During the process of making Port-Tea, tea leaves usually has stem with it, which it’s bad for selling, and it cannot be rub into ball-shaped tea leafs, so Aunt Sho-Chu always keeps to herself or give to her relatives for free. Also the tea leafs with stem does not taste bad at all, so we thought we can make it to Port Tea Jelly.

>Most of the Port Tea jellies in the market are made with jelly powders, which does not have the natural sense of the tea leafs, that kind of sense you can smell makes you feel synthetic, and the sense of tea powder itself can’t compare to the natural tea leafs, at the same time it can affect the taste of the jelly, below here is the materials and methods of how we make the Port Tea jelly.

THE MATERIALS WE PREPARED

  • Port Tea leaves with stem 50g
  • Sugar 160g
  • Gelatine[Jelly powder] 40g
  • Water 2200cc
  • 10 Steaming egg cup

HOW WE MAKE IT

  • Put 75g of tea leaves into 6000cc boiled waters.
  • Then put 160g of filtered sugar into the boiled water and stir it.
  • Slowly put the 40g of Gelatine into the boiled water and stir it even.
  • Turn off the fire, and pour the tea soup liquid into the steaming egg cup for it to cool off.
  • Once it was cool off, which will turn to gel form, add a little butters, and that’s how you make the delicious Port Tea jelly.
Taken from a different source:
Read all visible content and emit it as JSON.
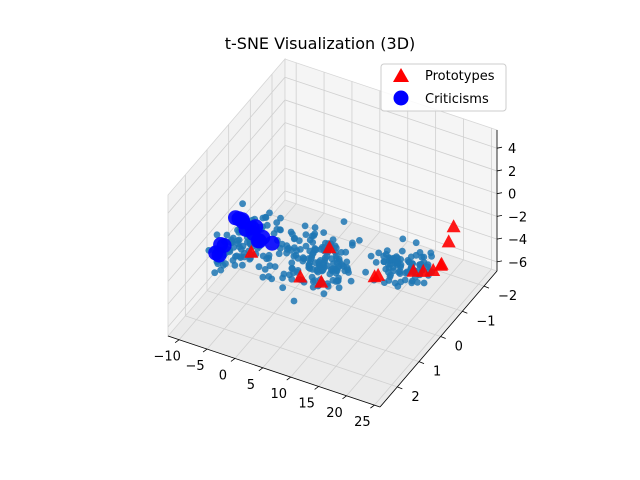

LITTLE TIPS YOU SHOULD KNOW

  • Gelatine is an powder which turns liquid into gel form, things like we usually eat, pudding, cheese and jelly are all made of Gelatine!
  • Gelatine can only be melt with temperature above 95 degree Celsius, and can only be freeze or turn into gel form with temperature below 40 degree Celsius.
  • There are two ingredients consists in Gelatine, one is collagen inside of animals’ skin and bones and another one is substance extract from the seaweed, if anyone is vegetarian should be aware of it.
  • We wish everybody can come to Manjhou and taste the delicious Port Tea jelly we made.